Mam na imię Violetta Każdą wolną chwilkę poświęcam robótkom wszelkiej maści czyli robię to co lubię

niedziela, 12 lutego 2012

dzień 12

Dzień 12 prezent związany z rękodziełem.


Mogę się pochwalić kiedyś w wymiance z forum u Maranty dostałam taką śliczną frywolitkową serwetkę od Ani dla mnie frywolitka to czarna magia...

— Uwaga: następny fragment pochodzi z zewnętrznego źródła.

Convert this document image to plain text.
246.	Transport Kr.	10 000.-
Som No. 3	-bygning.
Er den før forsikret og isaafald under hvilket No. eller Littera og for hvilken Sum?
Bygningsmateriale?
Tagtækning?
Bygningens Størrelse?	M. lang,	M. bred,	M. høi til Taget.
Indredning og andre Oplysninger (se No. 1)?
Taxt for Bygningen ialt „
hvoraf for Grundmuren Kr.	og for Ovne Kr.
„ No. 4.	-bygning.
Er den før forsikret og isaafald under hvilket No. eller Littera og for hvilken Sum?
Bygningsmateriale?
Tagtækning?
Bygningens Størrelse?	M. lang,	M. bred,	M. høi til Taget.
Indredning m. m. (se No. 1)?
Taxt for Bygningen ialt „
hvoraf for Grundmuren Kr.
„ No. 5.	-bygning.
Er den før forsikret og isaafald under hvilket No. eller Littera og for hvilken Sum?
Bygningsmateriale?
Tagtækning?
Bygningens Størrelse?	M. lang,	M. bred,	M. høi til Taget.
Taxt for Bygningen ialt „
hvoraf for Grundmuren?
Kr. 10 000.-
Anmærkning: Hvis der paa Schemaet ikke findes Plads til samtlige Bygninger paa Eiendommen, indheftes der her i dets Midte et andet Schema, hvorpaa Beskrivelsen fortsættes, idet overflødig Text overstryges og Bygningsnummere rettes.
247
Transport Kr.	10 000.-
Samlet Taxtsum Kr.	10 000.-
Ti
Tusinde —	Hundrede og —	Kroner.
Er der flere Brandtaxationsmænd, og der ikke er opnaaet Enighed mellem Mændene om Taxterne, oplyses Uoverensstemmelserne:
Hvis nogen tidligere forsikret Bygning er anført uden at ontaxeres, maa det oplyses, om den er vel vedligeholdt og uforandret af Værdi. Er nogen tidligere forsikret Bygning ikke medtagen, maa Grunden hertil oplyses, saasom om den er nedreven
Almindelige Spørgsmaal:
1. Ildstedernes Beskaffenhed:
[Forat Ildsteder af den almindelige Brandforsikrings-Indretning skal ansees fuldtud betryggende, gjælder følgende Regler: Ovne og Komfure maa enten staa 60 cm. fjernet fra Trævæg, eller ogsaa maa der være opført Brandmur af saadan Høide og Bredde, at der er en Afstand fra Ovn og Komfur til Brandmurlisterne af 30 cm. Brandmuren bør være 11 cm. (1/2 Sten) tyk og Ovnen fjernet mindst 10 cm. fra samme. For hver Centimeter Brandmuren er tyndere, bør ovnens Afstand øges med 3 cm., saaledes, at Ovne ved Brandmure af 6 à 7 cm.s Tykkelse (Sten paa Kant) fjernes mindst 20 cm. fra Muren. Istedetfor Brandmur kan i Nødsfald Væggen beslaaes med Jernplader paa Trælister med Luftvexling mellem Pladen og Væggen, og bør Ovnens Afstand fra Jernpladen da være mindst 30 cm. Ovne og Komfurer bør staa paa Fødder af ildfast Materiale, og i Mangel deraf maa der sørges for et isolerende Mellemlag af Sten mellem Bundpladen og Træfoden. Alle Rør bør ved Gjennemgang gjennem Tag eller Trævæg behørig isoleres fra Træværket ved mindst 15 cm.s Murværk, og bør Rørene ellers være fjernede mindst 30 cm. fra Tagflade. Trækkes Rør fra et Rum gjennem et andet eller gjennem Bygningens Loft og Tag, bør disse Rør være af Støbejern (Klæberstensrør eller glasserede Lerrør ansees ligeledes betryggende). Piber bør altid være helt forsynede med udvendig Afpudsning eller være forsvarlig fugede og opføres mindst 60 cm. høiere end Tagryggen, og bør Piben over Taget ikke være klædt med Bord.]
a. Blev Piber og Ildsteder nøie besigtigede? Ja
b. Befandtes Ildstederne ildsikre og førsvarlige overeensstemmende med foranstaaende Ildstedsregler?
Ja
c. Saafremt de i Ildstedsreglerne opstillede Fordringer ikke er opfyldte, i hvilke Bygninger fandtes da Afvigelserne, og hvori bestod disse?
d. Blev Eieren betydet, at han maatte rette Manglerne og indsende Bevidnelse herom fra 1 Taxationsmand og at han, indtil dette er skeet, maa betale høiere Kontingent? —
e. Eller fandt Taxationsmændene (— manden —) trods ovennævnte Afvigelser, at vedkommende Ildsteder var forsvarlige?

Moja córcia od znajomej dostała takiego haftowanego zajączka, oj było to bardzo dawno temu kiedy jeszcze sama nie potrafiłam haftować. I to właśnie ta zanjoma pokazała mi jak stawiać pierwsze krzyżyki za co jej bardzo dziekuję :))



O to mój prezencik na Walentynki od meżusia to też prezent związany z rękodziełem :))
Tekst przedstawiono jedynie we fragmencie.